Epigenetics is the study of changes in organisms caused by modification of gene expression rather than alteration of the genetic code itself.

What are you most encouraged by?

There is some predictability about how some cancers evolve and become metastatic and that may help us with preventing it better. I also think these studies we are doing looking at before and after treatment are incredibly important in terms of identifying resistant patterns and figuring out which drugs might be best and which we should avoid.

Why are clinical trials important?

Mortality for breast cancer has dropped about 38% in the past decade. That is a big change. We are not that good in preventing it yet, but of the patients who get it, the ones who die of breast cancer, or have reoccurrences of it, that has gone done remarkably. Everything we do; minimizing surgery, optimizing chemotherapy, all the new targeted therapies, everything we do is based on women participating in clinical trials. Not only are we curing more people but metastatic patients are living longer and overall, we’ve also improved quality of life, and minimized toxicity and side effects. This has been equally transformative.

What about prevention?

Prevention is hard. It is complicated and we don’t have wonderful strategies.

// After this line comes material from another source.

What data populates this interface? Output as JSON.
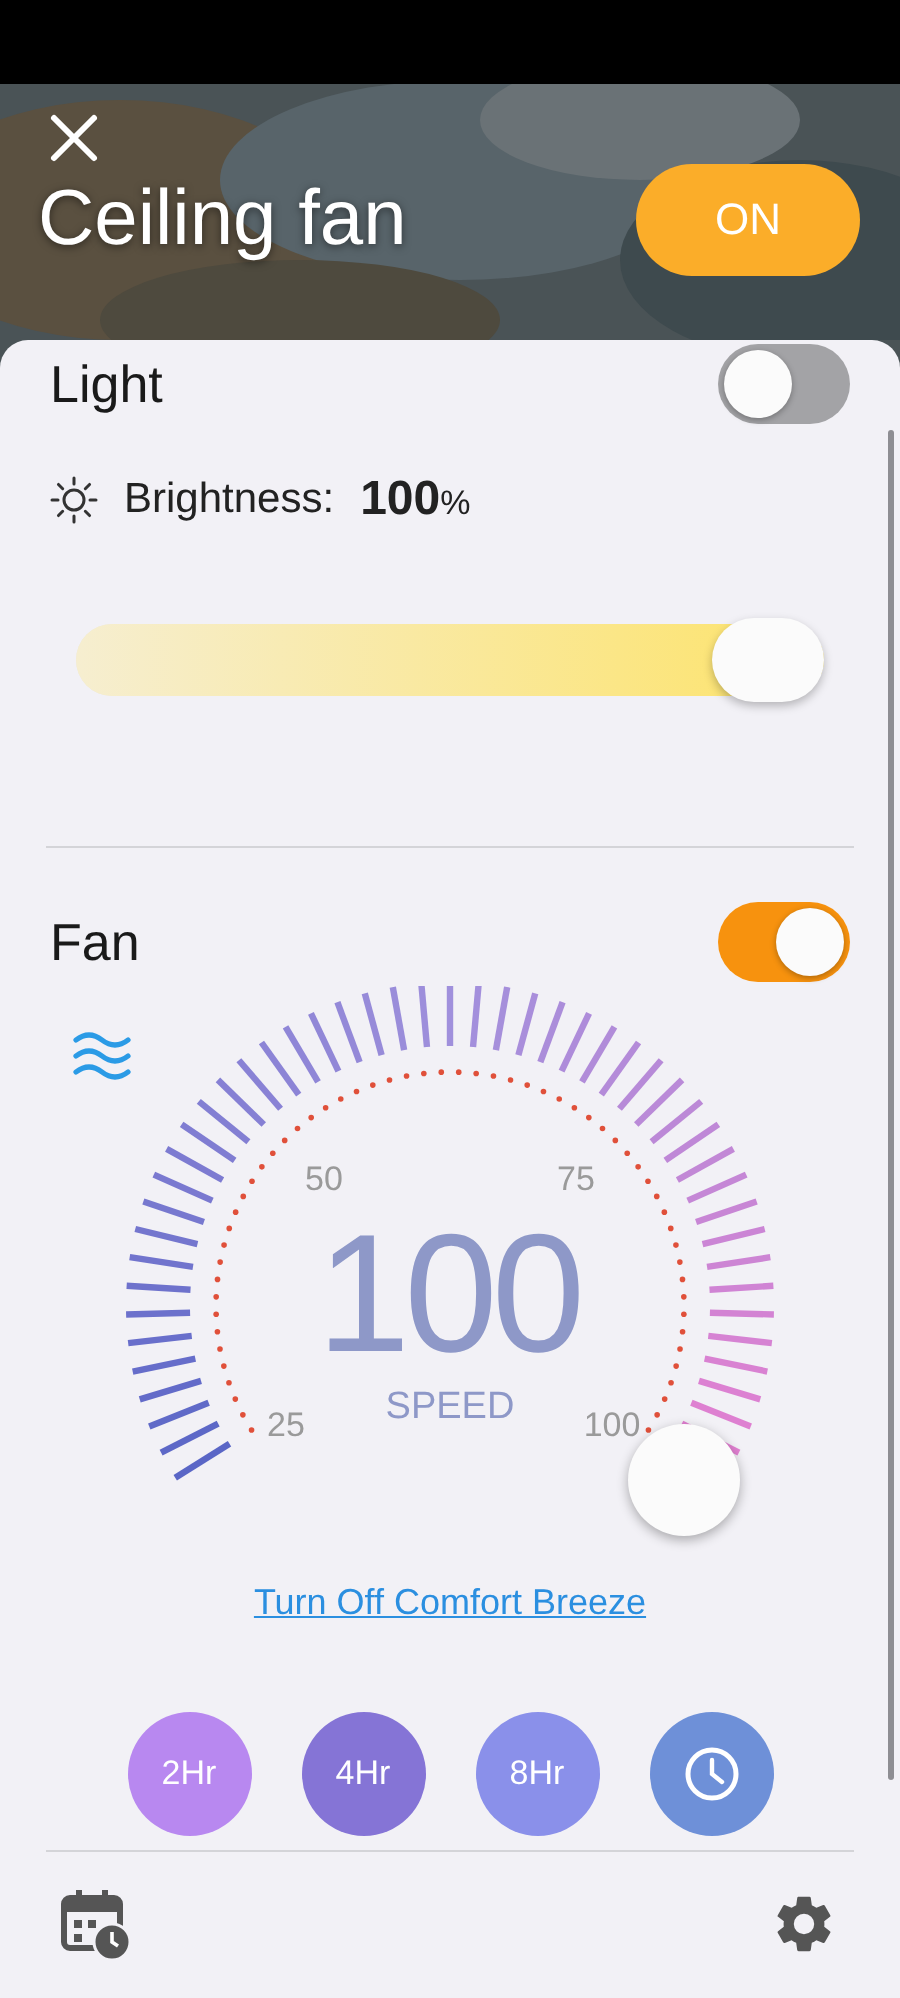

What we must remember is that breast cancer is not one disease, it is a bunch of diseases and each has different risk factors. We need to understand those better.

Do racial or ethnic disparities exist in breast cancer?

We know triple negative breast cancer effects African Americans and younger women more than other groups. Komen also collects data on how patients are treated. Sometimes access to healthcare and how soon someone gets treated makes a big difference.

I think it’s also important to recognize that resourced countries have seen significant improvements in breast cancer mortality rates and improved treatments but that is not true outside of developed nations. Those with far fewer resources haven’t seen any of this benefit. We need to pay more attention to these disparities.